THE CAVE STREAM AND ITS WORK
Just inside the cave the stream is concealed under a ledge in a clean "U" shaped marble trench about six and a half feet deep and two feet wide, which gradually grades up to the level of the floor 160 feet from the entrance where it first comes into view at the foot bridge. Here it makes two almost right angle turns in adjusting itself from the west to the east side of the cave and follows beside the trail for an additional 75 feet, where it recrosses to the east side of the cave beneath another bridge. A short distance above this point, the stream disappears under a ledge and flows slowly over a light gravel fill through a low chamber about two and a half feet high and twelve feet wide. Here again a beautiful profusion of stalactites are forming directly above the sluggish stream, partly impounded on the level floor. The stream reappears in the Junction Room five hundred feet from the entrance and finally disappears beneath the stone floor of the second level of the cave about 100 feet beyond the Junction Room.
The cave stream has special significance. Some think that it has been the principal agent in the excavation of the cave, while others contend that it is secondary and that it has only modified and enlarged selected parts of pre-existing chambers and passageways that are of suitable grade, which the stream could follow most easily.
The stream today is enlarging and modifying the cave in two ways. Near the entrance it is eating its way deeper into the marble trench in its attempt to maintain grade with the parent Cascade Creek on the outside. The trench is slowly migrating headward into the cave as the base-leveling process continues. A short distance above the trench where the stream flows sluggishly on grade over the almost level, gravel-covered floor, it cannot deepen its channel but is slowly dissolving the marble laterally. After many thousands of years, the stream will be rejuvenated in this section of the cave as the trench is extended upstream, thus increasing its velocity and cutting power.
It has been noted that the cave became substantially filled with clay, sand and gravel by a larger depositing stream after the major galleries had been mostly dissolved out, and that subsequently this fill has been removed largely as the stream load was reduced and its transporting power increased. Armed with particles of sand and gravel, the stream was able by abrasion to enlarge and modify those parts of the cave through which it flows, as well as by dissolving the marble. Evidence of stream work is preserved on the walls and ceilings in many parts of the main passageways. After most of the fill had been removed, the stream appears to have lost much of its volume and transporting power, until reduced to its present state in which its dissolving power is dominant over abrasion. Even in the rather steep marble trench where the stream flows rapidly, the principal process seems to be that of dissolving the marble rather than wearing it mechanically, as there are thin, blade-like dikes of insoluble material extending across the channel. Some of these are almost knife-edge sharp and could not have resisted much mechanical wear. They stand out from the marble because they are less soluble.
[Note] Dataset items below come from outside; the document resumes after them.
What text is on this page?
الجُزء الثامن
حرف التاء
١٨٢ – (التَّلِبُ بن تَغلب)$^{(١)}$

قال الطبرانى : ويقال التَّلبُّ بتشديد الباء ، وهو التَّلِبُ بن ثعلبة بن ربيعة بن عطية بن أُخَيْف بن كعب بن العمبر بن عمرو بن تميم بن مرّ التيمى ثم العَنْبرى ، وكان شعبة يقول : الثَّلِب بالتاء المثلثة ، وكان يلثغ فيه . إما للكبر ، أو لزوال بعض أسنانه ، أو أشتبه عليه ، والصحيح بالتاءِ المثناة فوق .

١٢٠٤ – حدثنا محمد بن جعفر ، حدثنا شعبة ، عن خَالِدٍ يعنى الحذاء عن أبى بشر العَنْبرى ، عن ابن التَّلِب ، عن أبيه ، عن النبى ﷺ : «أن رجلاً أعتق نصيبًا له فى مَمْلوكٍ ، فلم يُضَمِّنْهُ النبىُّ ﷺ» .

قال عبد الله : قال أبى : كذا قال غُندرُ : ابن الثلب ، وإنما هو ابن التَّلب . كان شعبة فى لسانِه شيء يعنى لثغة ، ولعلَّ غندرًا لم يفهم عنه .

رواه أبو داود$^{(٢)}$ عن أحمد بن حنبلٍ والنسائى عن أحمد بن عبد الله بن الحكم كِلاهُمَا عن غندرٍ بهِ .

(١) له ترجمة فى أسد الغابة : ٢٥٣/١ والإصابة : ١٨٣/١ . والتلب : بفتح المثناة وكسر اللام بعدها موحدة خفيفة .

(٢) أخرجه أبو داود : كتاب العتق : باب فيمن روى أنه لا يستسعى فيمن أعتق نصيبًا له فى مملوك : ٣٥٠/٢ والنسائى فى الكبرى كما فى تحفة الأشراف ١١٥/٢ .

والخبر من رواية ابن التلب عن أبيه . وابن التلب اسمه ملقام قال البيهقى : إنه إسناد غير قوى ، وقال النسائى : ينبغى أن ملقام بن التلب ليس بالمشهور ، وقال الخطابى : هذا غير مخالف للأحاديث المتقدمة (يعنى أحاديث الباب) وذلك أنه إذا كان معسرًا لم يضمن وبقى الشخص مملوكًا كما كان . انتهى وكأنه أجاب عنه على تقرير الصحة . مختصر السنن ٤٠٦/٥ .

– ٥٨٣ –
In no part of its known course is the present stream accomplishing work that could conceivably result in duplicating the major complex features of Crystal Cave. It appears to be following a pre-determined course which it is modifying as noted previously, in the base-leveling process.
In addition to the difficulty of explaining the origin of many solution features in the cave and the amazing complexity of its intricate ground plan on the basis of stream wear, it seems reasonable to expect that the largest rooms would occur near the entrance where the volume of water would be greatest, and that the openings would become progressively smaller away from the entrance as the stream branched out, if the system had been excavated in this manner. Such is not the case, for the cave narrows down to three feet in width by ten feet high, with a communicating low chamber two and one-half feet high and twelve feet wide 400 feet inside. The largest room in the cave is most distant from the entrance and is known to have had a height of at least 75 feet before the collapse of marble occurred. Its average width of more than 50 feet, and a length of about 140 feet, dwarfs the dimensions of the entrance room which is separated from the major large rooms by the restricted portion of the main passage mentioned previously. This discrepancy in size can scarcely be explained on the basis of variable resistance in the rock structure.
Perhaps there are other caverns dissolved in marble beneath Crystal Cave waiting for surface streams to cut to their horizon and drain them, thus duplicating the higher features of the underground landscape, which in time will hasten the lowering of the land as Crystal Cave ridge is gradually reduced in the general base leveling process.